For instance, right now I should either be folding clothes or grading quizzes for my online class. It's been a long and tiring day though, so I'm crashed here on the couch instead, waiting on the Braves to (hopefully) win this game so I can head to the bedroom with my book. I just feel like retreating for awhile, ignoring everything I don't feel like doing. I'll get over it soon I know, but for now, I'm pretty much being a slacker.
Sooo...how about I tell you what I've been reading lately in my effort to avoid household chores?
This is a YA (young adult) novel that deals with some pretty heavy topics--family tragedy, eating disorders, and searching for a seemingly distant God--without delving into the melodramatic or feeling too preachy, which is a common complaint I have about Christian fiction and some YA stories. I knew from reading the description that I would either love this book or hate it; thankfully, I pretty much loved it.
Finley is a young lady struggling to come to terms with a family tragedy and to find her direction in the world. She feels distant from God and overwhelmed in her own life. Finley hopes that in Ireland, retracing the steps her brother took years before, she will find the missing pieces to put her life back together.
I really enjoyed this novel and found it very appropriate for the targeted age group (teenagers, mostly). The romance between Finley and Beckett (the misunderstood movie star) develops slowly and believably, as does Finley's relationship with Mrs. Sweeney, an elderly woman Finley meets through a school project.
Writing in the dialect of both teenagers and the Irish must have been a tricky maneuver, but it is done well in this book. The brogue is not too thick or off-putting, and the teenage characters sound believable (for the most part) without being annoying. There are several opportunities for the author to get preachy about difficult life issues, but it never felt like she was trying to hard to make a point or uncover a deep "life lesson".
A few minor complaints:
(1) I would have liked to see more character development for Erin, Finley's "host sister". Erin is a present character in the story, but we only see her in a very superficial, one-sided portrayal...we get none of her thoughts or true character.

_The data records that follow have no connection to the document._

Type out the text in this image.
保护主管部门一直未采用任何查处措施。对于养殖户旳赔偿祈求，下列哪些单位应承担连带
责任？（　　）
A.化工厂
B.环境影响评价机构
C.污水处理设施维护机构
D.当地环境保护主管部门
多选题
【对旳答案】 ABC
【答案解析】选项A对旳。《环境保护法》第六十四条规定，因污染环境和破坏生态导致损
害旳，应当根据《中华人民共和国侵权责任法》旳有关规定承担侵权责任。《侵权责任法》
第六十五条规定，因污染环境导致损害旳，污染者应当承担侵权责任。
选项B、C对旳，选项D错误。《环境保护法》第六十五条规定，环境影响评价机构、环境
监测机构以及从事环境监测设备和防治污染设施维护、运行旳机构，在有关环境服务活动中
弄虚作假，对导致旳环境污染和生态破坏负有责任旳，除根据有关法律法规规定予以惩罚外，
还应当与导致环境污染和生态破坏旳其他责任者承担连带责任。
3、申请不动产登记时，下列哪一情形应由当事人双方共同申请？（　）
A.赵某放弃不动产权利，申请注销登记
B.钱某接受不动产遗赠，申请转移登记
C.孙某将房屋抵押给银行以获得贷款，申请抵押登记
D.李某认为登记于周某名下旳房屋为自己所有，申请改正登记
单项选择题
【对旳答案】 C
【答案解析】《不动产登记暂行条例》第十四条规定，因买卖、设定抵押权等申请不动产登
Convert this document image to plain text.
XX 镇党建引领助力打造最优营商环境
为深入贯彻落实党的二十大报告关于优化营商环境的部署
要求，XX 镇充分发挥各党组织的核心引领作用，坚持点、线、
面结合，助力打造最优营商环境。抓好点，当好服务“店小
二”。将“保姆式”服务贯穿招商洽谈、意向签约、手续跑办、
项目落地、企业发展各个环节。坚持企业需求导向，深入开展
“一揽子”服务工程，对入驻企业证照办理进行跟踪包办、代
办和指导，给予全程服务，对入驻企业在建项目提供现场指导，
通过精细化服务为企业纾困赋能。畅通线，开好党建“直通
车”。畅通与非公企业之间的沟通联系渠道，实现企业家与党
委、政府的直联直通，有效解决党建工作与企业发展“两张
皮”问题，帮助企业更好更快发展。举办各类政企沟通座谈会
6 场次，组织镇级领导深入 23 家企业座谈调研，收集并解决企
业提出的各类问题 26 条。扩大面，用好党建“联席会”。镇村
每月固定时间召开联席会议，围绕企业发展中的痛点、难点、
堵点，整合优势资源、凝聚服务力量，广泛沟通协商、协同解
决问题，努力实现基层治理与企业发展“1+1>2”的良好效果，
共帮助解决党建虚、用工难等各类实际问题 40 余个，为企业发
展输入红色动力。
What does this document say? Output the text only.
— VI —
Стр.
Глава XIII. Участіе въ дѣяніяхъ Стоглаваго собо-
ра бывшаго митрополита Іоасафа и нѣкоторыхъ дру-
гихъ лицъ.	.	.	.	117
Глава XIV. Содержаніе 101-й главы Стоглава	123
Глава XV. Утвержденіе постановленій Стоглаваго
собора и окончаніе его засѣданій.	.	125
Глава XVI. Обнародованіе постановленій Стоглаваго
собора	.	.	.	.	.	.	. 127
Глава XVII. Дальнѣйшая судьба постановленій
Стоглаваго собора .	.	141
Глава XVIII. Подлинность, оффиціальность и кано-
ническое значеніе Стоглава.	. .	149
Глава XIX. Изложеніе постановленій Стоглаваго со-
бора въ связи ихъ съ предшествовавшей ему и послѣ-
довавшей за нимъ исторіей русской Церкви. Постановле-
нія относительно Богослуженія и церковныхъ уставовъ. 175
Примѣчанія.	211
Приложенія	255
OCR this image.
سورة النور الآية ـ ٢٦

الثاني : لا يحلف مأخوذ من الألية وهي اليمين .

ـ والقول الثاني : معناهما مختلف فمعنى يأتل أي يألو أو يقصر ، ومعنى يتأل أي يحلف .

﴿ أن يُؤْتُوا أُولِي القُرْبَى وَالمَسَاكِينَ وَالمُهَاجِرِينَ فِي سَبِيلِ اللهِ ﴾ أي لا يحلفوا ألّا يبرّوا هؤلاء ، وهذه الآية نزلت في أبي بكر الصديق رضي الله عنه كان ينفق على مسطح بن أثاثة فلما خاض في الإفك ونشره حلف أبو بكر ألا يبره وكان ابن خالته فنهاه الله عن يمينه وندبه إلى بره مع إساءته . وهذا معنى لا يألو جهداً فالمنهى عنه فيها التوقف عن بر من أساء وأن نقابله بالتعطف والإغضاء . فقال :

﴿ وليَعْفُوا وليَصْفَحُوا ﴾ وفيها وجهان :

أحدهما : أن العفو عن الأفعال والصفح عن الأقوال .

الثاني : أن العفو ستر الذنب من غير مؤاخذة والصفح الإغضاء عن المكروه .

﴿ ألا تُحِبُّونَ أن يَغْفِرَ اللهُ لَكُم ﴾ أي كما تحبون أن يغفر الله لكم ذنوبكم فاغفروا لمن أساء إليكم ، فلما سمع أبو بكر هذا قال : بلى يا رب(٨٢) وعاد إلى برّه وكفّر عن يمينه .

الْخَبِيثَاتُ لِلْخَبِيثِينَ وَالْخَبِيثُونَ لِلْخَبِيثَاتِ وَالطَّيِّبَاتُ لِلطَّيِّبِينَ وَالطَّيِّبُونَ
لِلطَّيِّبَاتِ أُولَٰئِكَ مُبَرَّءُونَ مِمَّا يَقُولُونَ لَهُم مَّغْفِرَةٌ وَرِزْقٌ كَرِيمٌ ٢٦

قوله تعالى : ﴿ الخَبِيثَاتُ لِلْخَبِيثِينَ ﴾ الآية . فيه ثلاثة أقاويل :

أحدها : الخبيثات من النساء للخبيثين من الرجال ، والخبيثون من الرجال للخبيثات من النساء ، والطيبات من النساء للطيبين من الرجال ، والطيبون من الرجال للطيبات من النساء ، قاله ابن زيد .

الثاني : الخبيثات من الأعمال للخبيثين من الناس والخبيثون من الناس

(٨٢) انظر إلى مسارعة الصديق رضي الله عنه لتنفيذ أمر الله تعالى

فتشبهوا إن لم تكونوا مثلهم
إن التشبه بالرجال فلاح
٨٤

(2) There are hints of a scandal and a wild streak in Finley's recent past, but no details are revealed. I want to know the gossip!
(3) Will, the departed brother, is painted as a sort of saint. I just kept thinking, "CNN correspondent...really?" I think he was supposed to be around 23 when he died. I get that he did good things at a young age, but he could have been a bit more believable.
(4) Beckett is a likable character, and I like that we see why Finley is attracted to him. But vampire movies? He is pretty obviously a Robert Pattinson-type, but I would have liked to see him portrayed as just a teen-heartthrob actor, rather than throwing the vampires in there...it felt a little unnecessary.
(5) The characters speak in a dramatic tone at times, obviously written by an adult trying to sound like a mature, thoughtful teenager. Then again, teenagers DO sound very melodramatic at times, so it's kind of realistic, I suppose.
All in all, I found this book to be an enjoyable and emotional read, without being too depressing or gut-wrenching...which is not always the case when dealing with issues this book tackles. I will definitely be recommending it to my students in youth group.
**Disclosure: I received an ARC of this book from the publisher through NetGalley, in exchange for an honest review. There You'll Find Me will be available for purchase in October 2011.
Your turn! Tell me something you've read recently. And have you been to Ireland? It's always been on my list of places to visit, and reading this book makes me want to hop a plane and find a cute little village pub.